Thread: Finding real and complex zeros of x^5 + 8x^2

1. Finding real and complex zeros of x^5 + 8x^2

Let $P(x) = x^5 + 8x^2$. Find all the zeros of P, real and complex.

I factor to this:
$0=x^2(x^3+8)$, giving me zeros of 0 and -2. ARE there any complex zeros? The reason I ask is because the next part of the question is "Express P as a product of linear and irreducible quadratic factors with real coefficients"

Where am I going wrong?

2. Originally Posted by cdbmath
Let $P(x) = x^5 + 8x^2$. Find all the zeros of P, real and complex.

I factor to this:
$0=x^2(x^3+8)$, giving me zeros of 0 and -2. ARE there any complex zeros? The reason I ask is because the next part of the question is "Express P as a product of linear and irreducible quadratic factors with real coefficients"

Where am I going wrong?
There are complex zeros.

Note that $P(x)=x^2(x^3+8)={\color{blue}x^2(x+2)}{\color{red} (x^2-2x+4)}$

The part highlighted in blue will give you the real solutions to $P(x)=0$ and the part highlighted in red will give you the complex solutions to $P(x)=0$.
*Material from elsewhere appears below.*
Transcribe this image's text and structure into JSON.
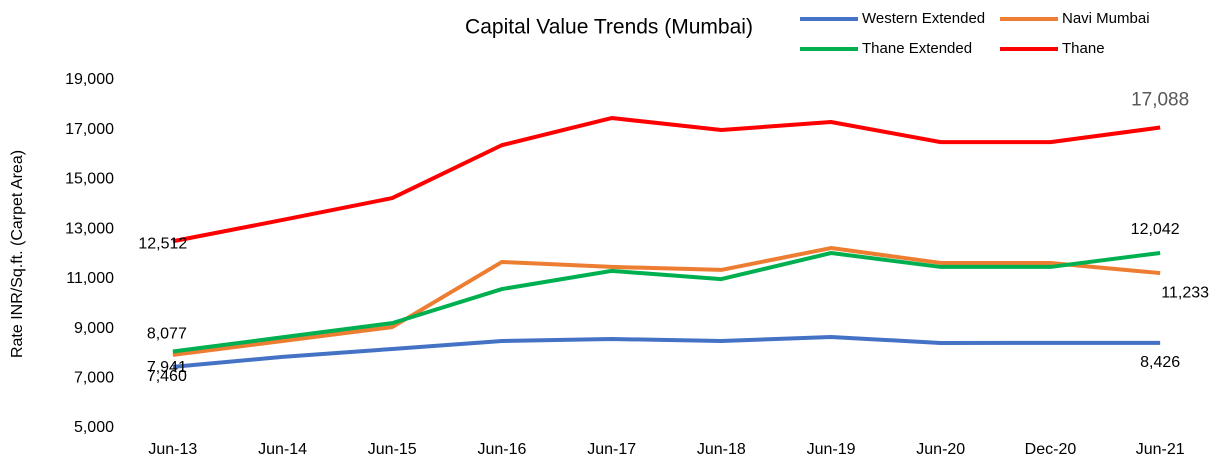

Also note that $P(x)=x^2(x+2)(x^2-2x+4)$ is the answer to the second part of the question.

Does this clarify things?

3. Originally Posted by Chris L T521
There are complex zeros.

Note that $P(x)=x^2(x^3+8)={\color{blue}x^2(x+2)}{\color{red} (x^2-2x+4)}$

The part highlighted in blue will give you the real solutions to $P(x)=0$ and the part highlighted in red will give you the complex solutions to $P(x)=0$.

Also note that $P(x)=x^2(x+2)(x^2-2x+4)$ is the answer to the second part of the question.

Does this clarify things?
Thanks! I used long division to get $(x^4-2x^3+4x^2)$ and then took out $x^2$ to get $(x^2-2x+4)$... I was then able to get my complex zeros.